Il y a quelque chose de l’arrivée de King Kong dans chaque nouvelle audition d’Alexandre Benalla. « Baam… Baaam… », font ses pas résonnant depuis une sombre jungle élyséenne où grouillent de mystérieux conseillers, des passeports diplomatiques usurpés et des armes louches. « Baam… Baaam… », font les pas d’Alexandre Benalla dans le lointain bien avant qu’on voie le bonhomme débouler en vrai. Et puis le voilà. Le costume est toujours bleu marine, mais plus sombre que lors de sa première audition devant la commission d’enquête du Sénat, le 19 septembre 2018. Les fines lunettes sont identiques, la montre toujours aussi maousse, la cravate d’un motif approchant mais cette fois, le menton et les joues sont glabres. Les biscoteaux semblent avoir un peu de mal à rentrer dans la veste. Et il s’est coiffé d’une invisible coquille d’œuf, celle de Caliméro. Car on attendait Benalla, le retour du fils de la revanche, Benalla balançant tout et tout le monde après s’être fait lâcher par l’Élysée mercredi dernier, et on a le poussin noir du dessin animé, clamant que « C’est vraiment trop inzuste ».
Voilà un brave type qui, le 1er mai 2018, défend les forces de l’ordre contre des « délinquants », « des lanceurs de bouteilles en verre contre des policiers » et on le fait passer pour un « tabasseur de gentils manifestants ». Inzuste. Et voilà ce brave type victime de « pseudo-révélations », d’un « lynchage en règle », d’un « déferlement médiatique », d’un « déchaînement politique », qui aboutit à la « construction d’un personnage, d’un individu [spéciale dédicace à Patrick Strzoda, directeur de cabinet d’Emmanuel Macron, qui l’a ainsi qualifié, la semaine dernière devant la même commission] sulfureux, diabolique, infréquentable. » Vraiment trop inzuste.

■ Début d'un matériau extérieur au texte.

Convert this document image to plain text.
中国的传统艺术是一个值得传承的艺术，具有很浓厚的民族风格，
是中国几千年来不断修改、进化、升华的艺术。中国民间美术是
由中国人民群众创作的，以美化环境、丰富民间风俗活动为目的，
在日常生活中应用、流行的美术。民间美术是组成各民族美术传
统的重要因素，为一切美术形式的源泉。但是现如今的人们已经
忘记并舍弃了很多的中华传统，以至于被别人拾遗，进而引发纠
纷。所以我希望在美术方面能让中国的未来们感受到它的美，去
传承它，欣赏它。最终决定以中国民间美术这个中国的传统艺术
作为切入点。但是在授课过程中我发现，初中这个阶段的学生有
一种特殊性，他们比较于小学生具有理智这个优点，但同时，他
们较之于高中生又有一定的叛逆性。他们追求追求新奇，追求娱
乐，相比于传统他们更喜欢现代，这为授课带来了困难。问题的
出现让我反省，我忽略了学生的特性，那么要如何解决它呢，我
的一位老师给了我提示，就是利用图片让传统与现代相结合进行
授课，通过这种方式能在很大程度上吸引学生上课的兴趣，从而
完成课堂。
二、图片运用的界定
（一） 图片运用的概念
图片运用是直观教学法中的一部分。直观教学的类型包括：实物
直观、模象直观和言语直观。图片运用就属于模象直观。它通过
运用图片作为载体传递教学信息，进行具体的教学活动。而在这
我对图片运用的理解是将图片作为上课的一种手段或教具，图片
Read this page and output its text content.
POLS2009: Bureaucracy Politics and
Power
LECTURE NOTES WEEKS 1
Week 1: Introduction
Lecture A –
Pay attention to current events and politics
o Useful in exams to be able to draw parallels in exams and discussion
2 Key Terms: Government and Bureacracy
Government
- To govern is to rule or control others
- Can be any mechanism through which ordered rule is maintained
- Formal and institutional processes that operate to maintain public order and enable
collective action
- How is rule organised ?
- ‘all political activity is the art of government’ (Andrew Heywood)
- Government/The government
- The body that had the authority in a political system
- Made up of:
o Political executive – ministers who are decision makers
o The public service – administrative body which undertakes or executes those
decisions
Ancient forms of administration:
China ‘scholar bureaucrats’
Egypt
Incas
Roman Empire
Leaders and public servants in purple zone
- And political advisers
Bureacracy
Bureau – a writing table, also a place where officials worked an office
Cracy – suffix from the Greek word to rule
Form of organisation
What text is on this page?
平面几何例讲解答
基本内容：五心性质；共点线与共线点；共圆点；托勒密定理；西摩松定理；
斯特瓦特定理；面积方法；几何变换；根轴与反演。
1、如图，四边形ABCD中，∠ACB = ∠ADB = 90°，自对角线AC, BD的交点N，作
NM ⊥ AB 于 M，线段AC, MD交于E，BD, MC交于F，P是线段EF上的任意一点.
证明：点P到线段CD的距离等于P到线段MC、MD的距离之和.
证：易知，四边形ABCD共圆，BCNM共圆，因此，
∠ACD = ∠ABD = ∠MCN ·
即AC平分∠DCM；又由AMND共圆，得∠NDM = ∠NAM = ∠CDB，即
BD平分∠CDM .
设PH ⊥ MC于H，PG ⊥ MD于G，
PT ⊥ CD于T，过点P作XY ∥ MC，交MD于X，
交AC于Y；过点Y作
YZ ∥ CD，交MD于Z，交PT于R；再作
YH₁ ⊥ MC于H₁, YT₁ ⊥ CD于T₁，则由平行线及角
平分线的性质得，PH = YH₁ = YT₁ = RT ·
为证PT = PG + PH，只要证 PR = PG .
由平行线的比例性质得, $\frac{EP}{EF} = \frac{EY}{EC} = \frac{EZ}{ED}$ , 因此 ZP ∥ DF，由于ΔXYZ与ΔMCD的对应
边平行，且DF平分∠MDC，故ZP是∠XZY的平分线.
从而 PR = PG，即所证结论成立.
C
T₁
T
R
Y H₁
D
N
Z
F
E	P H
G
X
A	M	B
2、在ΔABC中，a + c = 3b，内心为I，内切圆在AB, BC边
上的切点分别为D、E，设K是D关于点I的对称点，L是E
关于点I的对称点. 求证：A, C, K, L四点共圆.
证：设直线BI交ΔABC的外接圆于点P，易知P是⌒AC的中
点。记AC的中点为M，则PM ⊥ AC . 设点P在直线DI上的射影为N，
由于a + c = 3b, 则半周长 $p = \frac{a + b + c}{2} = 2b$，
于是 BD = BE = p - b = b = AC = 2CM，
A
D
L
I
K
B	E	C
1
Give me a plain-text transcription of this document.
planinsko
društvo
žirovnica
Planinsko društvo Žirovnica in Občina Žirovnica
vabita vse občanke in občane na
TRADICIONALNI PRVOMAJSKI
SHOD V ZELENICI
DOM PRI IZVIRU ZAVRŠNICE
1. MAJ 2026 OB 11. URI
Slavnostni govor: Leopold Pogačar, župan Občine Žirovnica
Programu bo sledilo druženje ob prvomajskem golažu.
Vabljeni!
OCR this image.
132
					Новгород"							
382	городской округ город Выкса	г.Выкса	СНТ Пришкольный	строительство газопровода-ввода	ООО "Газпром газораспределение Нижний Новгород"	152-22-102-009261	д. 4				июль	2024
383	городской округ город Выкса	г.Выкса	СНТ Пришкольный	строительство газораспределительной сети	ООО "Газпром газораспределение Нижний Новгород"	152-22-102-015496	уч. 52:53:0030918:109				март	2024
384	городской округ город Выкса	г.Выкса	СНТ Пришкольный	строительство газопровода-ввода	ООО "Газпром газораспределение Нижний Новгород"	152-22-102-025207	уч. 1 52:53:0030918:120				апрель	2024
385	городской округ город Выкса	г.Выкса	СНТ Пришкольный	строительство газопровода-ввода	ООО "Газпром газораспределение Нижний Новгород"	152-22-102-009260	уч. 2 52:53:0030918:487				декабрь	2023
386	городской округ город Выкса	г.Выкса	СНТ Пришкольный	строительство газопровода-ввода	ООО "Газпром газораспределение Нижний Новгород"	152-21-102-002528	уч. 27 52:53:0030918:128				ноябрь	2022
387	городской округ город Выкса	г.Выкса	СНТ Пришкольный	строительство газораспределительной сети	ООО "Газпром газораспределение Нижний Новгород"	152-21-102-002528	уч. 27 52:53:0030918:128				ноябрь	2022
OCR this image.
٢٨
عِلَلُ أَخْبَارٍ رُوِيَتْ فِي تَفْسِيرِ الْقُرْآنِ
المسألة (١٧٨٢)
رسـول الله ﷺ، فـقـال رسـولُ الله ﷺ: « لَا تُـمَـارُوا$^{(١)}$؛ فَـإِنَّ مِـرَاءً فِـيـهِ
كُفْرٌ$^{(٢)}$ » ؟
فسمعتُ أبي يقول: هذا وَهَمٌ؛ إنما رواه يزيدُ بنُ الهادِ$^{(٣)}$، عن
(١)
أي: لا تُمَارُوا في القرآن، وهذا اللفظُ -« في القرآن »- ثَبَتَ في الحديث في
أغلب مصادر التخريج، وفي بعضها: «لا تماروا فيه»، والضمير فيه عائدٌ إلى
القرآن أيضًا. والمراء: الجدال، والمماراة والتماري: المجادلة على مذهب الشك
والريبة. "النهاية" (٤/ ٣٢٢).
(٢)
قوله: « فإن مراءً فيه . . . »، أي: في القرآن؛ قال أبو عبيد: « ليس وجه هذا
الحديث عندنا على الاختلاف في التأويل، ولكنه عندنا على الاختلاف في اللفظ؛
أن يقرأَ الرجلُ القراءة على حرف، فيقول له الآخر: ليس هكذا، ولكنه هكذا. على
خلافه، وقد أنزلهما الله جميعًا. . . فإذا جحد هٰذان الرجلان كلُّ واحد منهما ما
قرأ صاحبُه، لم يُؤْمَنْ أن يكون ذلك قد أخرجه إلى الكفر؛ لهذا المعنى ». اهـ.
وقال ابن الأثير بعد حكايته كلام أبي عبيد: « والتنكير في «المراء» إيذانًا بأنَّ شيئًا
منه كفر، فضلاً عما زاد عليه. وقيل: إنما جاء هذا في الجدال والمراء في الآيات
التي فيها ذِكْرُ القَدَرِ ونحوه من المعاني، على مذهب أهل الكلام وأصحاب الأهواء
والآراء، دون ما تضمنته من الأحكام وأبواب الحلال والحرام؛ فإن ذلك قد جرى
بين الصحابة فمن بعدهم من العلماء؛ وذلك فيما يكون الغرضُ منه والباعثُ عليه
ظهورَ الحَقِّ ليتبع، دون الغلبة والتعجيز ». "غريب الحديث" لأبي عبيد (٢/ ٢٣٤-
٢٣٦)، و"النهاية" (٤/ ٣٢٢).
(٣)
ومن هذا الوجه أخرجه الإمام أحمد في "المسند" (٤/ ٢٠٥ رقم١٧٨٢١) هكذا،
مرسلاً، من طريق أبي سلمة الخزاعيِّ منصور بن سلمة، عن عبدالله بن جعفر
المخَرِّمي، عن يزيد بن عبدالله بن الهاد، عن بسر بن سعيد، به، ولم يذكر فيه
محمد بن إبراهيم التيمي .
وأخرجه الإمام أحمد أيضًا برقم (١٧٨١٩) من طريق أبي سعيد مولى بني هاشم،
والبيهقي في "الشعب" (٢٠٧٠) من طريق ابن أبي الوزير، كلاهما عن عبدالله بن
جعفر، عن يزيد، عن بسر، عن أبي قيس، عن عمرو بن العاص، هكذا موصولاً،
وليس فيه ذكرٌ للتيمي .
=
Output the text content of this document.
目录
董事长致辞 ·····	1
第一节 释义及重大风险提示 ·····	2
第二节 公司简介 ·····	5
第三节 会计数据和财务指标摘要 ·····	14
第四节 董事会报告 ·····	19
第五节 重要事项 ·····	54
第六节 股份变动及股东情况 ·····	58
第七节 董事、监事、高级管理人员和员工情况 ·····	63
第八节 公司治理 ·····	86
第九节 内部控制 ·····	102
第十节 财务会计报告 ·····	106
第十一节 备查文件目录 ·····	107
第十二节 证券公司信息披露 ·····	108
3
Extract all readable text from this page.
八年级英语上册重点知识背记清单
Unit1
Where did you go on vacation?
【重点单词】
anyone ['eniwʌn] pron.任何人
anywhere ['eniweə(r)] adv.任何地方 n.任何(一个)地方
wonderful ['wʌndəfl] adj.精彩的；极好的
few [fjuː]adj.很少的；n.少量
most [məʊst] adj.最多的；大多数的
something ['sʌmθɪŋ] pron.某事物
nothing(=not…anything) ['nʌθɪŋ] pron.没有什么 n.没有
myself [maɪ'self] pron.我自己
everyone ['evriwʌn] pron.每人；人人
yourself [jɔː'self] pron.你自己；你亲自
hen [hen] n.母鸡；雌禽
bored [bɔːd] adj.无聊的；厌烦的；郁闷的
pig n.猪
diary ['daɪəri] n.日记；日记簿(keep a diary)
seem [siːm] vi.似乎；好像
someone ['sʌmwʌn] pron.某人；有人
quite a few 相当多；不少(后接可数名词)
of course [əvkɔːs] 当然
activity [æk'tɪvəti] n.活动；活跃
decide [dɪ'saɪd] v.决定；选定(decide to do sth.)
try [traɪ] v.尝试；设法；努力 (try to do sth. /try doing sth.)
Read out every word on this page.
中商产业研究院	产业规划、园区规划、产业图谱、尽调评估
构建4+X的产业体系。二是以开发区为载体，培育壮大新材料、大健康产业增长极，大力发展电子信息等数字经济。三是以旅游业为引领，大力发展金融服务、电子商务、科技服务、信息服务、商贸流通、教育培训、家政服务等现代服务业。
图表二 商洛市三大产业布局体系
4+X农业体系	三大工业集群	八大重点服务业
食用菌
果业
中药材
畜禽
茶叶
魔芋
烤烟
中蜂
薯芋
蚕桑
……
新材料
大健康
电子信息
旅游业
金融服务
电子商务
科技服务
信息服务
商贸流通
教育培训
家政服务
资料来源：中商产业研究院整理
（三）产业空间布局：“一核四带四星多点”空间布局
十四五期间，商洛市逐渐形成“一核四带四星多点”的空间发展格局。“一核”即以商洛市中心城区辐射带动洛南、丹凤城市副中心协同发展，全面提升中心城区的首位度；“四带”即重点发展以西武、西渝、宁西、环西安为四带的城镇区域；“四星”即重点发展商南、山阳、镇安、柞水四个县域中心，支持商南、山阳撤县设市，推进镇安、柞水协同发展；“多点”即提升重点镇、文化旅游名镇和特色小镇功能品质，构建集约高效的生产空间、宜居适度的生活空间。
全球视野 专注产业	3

Tout de même : « J’ai pu donner une mauvaise image de moi », admet Alexandre Benalla. « Derrière la carapace, il y a un homme, sa femme, son fils qui avait un mois et demi, […] une situation professionnelle et personnelle assez troublée qui ont fait que j’ai commis un certain nombre d’erreurs. » Ce nombre-là, il est effectivement certain et Alexandre Benalla le cite de lui-même : 23. Alors que, la semaine dernière, Patrick Strzoda évoquait l’utilisation frauduleuse de passeports « presque une vingtaine de fois », l’ancien chargé de mission de l’Élysée précise : « 23 fois exactement. » « Je reconnais une erreur », dit-il. Bon, 23 erreurs, en fait.
Mais c’est bien la seule erreur qu’accepte d’endosser Alexandre Benalla.